Our study is consistent with several others with respect to comparing open versus robotic prostatectomy. 21,22 Our dataset showed <1% use of LRP in this era, and we can probably assume that the LRP influence is also minimal in other studies from the United States. 23 Hu et al. 23 also showed that minimally invasive radical prostatectomy had fewer complications and shorter hospitalization, but higher anastomotic strictures and salvage therapy rates, unless higher surgeon volume was considered.
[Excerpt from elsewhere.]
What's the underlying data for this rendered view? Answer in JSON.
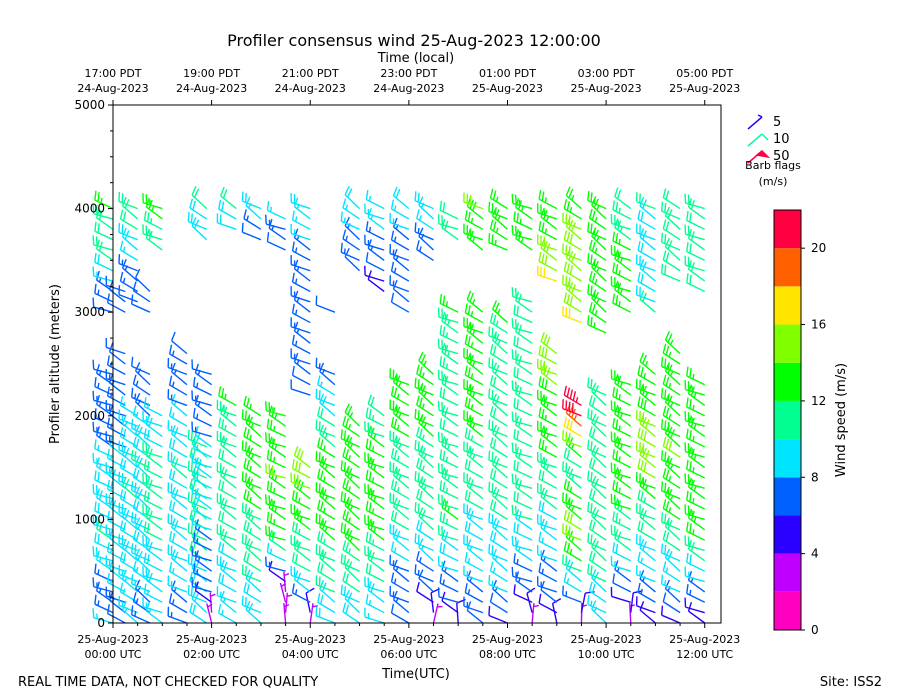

This also points to the importance of the learning curve and training efforts. Sharma et al. 24 looked at the learning curve of two surgeons for RARP in 500 cases. There was no open cohort, but improvements were seen throughout the series in several endpoints such as operative time. Agarwal et al. 25 looked at comprehensive complications after RARP and found an overall rate of 9.8%. Of 368 complications in 326 patients, 81.3% occurred within 30 days, 4.6% from 31 to 90 days, and 14.1% after 90 days (driven by anastomotic stricture and lymphocele formation). Our study found 10.6% complications during initial inpatient stay, and therefore a comparable comprehensive complication study would show a higher rate, but by comparing a larger population of surgeons versus a single high-volume center.
Conclusions
During the initial 7 years of robotic RP development, an administrative database study of large numbers of patients and surgeons undergoing open and robotic RP demonstrated fewer complications, shorter length of stay, and reduced transfusion rates for robotic cases. Learning curve trends for robotics were evident for these endpoints when grouped by surgeon experience, but not by year of surgery.
Footnotes
Disclosure Statement
Funding for access to the Premier Database, and Axistat services: Intuitive Surgical. Authorship funding (J.W.D. and R.T.): none. Primary authorship: J.W.D. Data analysis: J.W.D. and U.K. Article editing and approval: J.W.D., J.G., U.K., and R.T.